The primary issue was the disallowance of Rs. 2,89,34,711/- as bogus purchases by the Assessing Officer (AO) in the case of M/s Piyush Developers Pvt. Ltd. The AO disallowed the purchases from three parties, citing the assessee's failure to produce these parties and lack of details such as confirmation of accounts and income tax particulars. The AO's enquiry revealed that the firms did not exist at the given addresses for the last several years.

The First Appellate Authority deleted this addition, holding that the assessee had furnished sufficient evidence, including copies of bills, purchase vouchers, material receipt notes, and proof of payments made through account payee cheques. The Appellate Authority noted that disallowing these purchases would result in an abnormal gross profit margin of 68%, which is impractical in this line of business. The Authority also pointed out that the AO did not find any defects in the books of accounts or stock registers, and the value of work and closing stock were accepted.

The Tribunal upheld the First Appellate Authority's decision, emphasizing that the assessee had provided ample evidence to support the purchases, and mere non-production of the parties could not lead to the conclusion that the purchases were not genuine. The Tribunal also noted that the AO's spot enquiry lacked credibility as the assessee was not confronted with the details of the enquiry.

2. Rejection of Books of Accounts:

The First Appellate Authority rejected the books of accounts on the grounds that the assessee failed to file confirmations and produce the parties from whom purchases were made, and the gross profit rate of the assessee was lower than that of other concerns in the group.

The Tribunal found this reasoning contradictory, as the same Authority had accepted the assessee's evidence regarding the purchases. The Tribunal held that non-production of parties and a lower gross profit rate could not justify the rejection of books of accounts, especially when no specific defects were pointed out.

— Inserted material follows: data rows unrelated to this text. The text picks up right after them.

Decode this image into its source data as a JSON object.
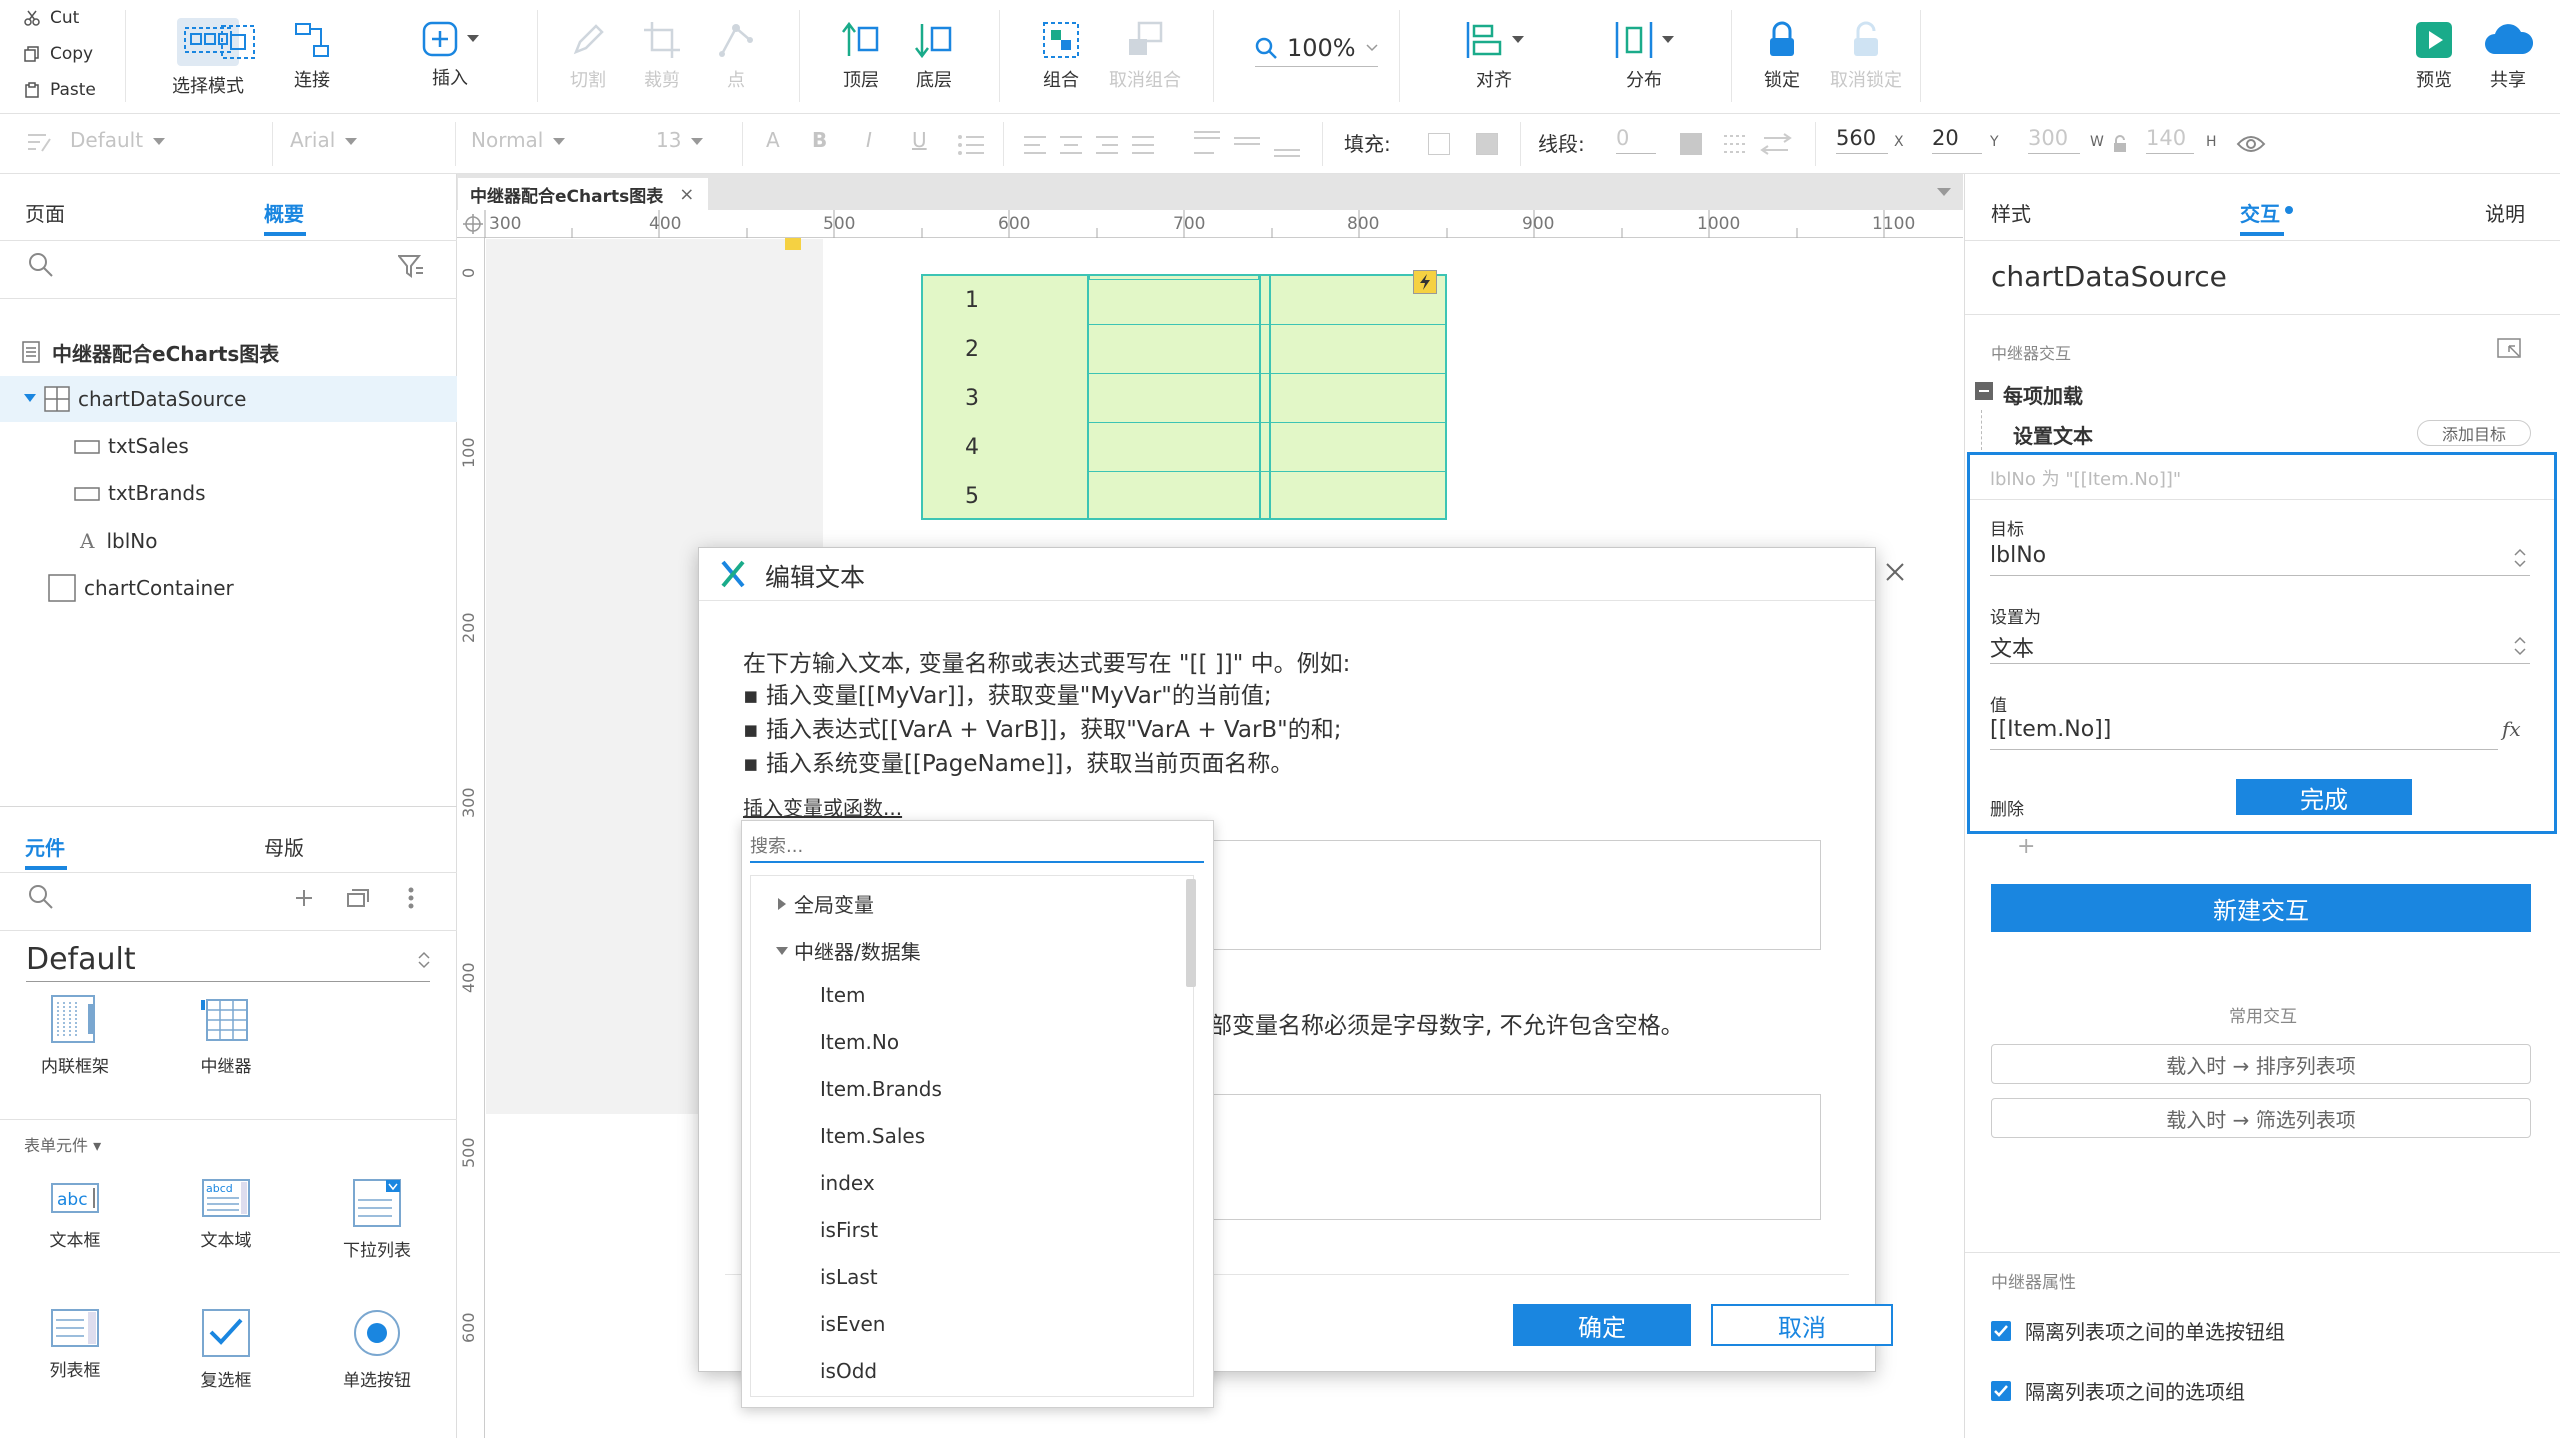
{
  "toolbar": {
    "clipboard": {
      "cut": "Cut",
      "copy": "Copy",
      "paste": "Paste"
    },
    "select_mode": "选择模式",
    "connect": "连接",
    "insert": "插入",
    "cut_shape": "切割",
    "crop": "裁剪",
    "point": "点",
    "top_layer": "顶层",
    "bottom_layer": "底层",
    "group": "组合",
    "ungroup": "取消组合",
    "zoom": "100%",
    "align": "对齐",
    "distribute": "分布",
    "lock": "锁定",
    "unlock": "取消锁定",
    "preview": "预览",
    "share": "共享"
  },
  "format_bar": {
    "style": "Default",
    "font": "Arial",
    "weight": "Normal",
    "size": "13",
    "fill_label": "填充:",
    "line_label": "线段:",
    "line_value": "0",
    "x": "560",
    "x_unit": "X",
    "y": "20",
    "y_unit": "Y",
    "w": "300",
    "w_unit": "W",
    "h": "140",
    "h_unit": "H"
  },
  "left_panel": {
    "tabs": {
      "pages": "页面",
      "outline": "概要"
    },
    "tree": [
      {
        "label": "中继器配合eCharts图表"
      },
      {
        "label": "chartDataSource"
      },
      {
        "label": "txtSales"
      },
      {
        "label": "txtBrands"
      },
      {
        "label": "lblNo"
      },
      {
        "label": "chartContainer"
      }
    ],
    "lib_tabs": {
      "widgets": "元件",
      "masters": "母版"
    },
    "library_name": "Default",
    "lib_row1": [
      {
        "label": "内联框架"
      },
      {
        "label": "中继器"
      }
    ],
    "form_section": "表单元件 ▾",
    "form_row1": [
      {
        "label": "文本框"
      },
      {
        "label": "文本域"
      },
      {
        "label": "下拉列表"
      }
    ],
    "form_row2": [
      {
        "label": "列表框"
      },
      {
        "label": "复选框"
      },
      {
        "label": "单选按钮"
      }
    ]
  },
  "canvas": {
    "tab_title": "中继器配合eCharts图表",
    "ruler_h": [
      "300",
      "400",
      "500",
      "600",
      "700",
      "800",
      "900",
      "1000",
      "1100"
    ],
    "ruler_v": [
      "0",
      "100",
      "200",
      "300",
      "400",
      "500",
      "600"
    ],
    "repeater_rows": [
      "1",
      "2",
      "3",
      "4",
      "5"
    ]
  },
  "dialog": {
    "title": "编辑文本",
    "instruction": "在下方输入文本, 变量名称或表达式要写在 \"[[ ]]\" 中。例如:",
    "bullet1": "▪ 插入变量[[MyVar]]，获取变量\"MyVar\"的当前值;",
    "bullet2": "▪ 插入表达式[[VarA + VarB]]，获取\"VarA + VarB\"的和;",
    "bullet3": "▪ 插入系统变量[[PageName]]，获取当前页面名称。",
    "insert_link": "插入变量或函数...",
    "local_var_note": "部变量名称必须是字母数字, 不允许包含空格。",
    "ok": "确定",
    "cancel": "取消"
  },
  "popup": {
    "search_placeholder": "搜索...",
    "group_global": "全局变量",
    "group_repeater": "中继器/数据集",
    "items": [
      "Item",
      "Item.No",
      "Item.Brands",
      "Item.Sales",
      "index",
      "isFirst",
      "isLast",
      "isEven",
      "isOdd"
    ]
  },
  "right_panel": {
    "tabs": {
      "style": "样式",
      "interaction": "交互",
      "notes": "说明"
    },
    "widget_name": "chartDataSource",
    "section_repeater_interaction": "中继器交互",
    "event": "每项加载",
    "action": "设置文本",
    "add_target": "添加目标",
    "summary": "lblNo 为 \"[[Item.No]]\"",
    "target_label": "目标",
    "target_value": "lblNo",
    "set_to_label": "设置为",
    "set_to_value": "文本",
    "value_label": "值",
    "value_value": "[[Item.No]]",
    "delete": "删除",
    "done": "完成",
    "plus": "+",
    "new_interaction": "新建交互",
    "common_interactions": "常用交互",
    "common1": "载入时 → 排序列表项",
    "common2": "载入时 → 筛选列表项",
    "repeater_props": "中继器属性",
    "prop1": "隔离列表项之间的单选按钮组",
    "prop2": "隔离列表项之间的选项组"
  },
  "colors": {
    "accent": "#1a86e0",
    "repeater_fill": "#e2f7c7",
    "repeater_border": "#3cc4b4",
    "green": "#1aab8a"
  }
}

3. Estimation of Gross Profit Rate:

The First Appellate Authority directed the AO to estimate the gross profit rate at 27% instead of the 16% declared by the assessee. The Tribunal vacated this direction, citing the lack of specific defects in the books of accounts and the impracticality of such a high gross profit rate.

The Tribunal referred to several case laws, including the Delhi High Court's decision in CIT vs. Paradise Holidays, which held that in the absence of specific defects, there was no justification for rejecting audited books of accounts and making additions to the declared income.

Conclusion:

The Tribunal dismissed the Revenue's appeal, upholding the deletion of the disallowance of Rs. 2,89,34,711/- and vacating the rejection of books of accounts and the estimation of gross profit at 27%. The Tribunal allowed the assessee's appeal, confirming that the books of accounts were reliable and the declared gross profit rate of 16% was justified. The same conclusions were applied to the case of M/s Varsa Buildwell India Pvt. Ltd.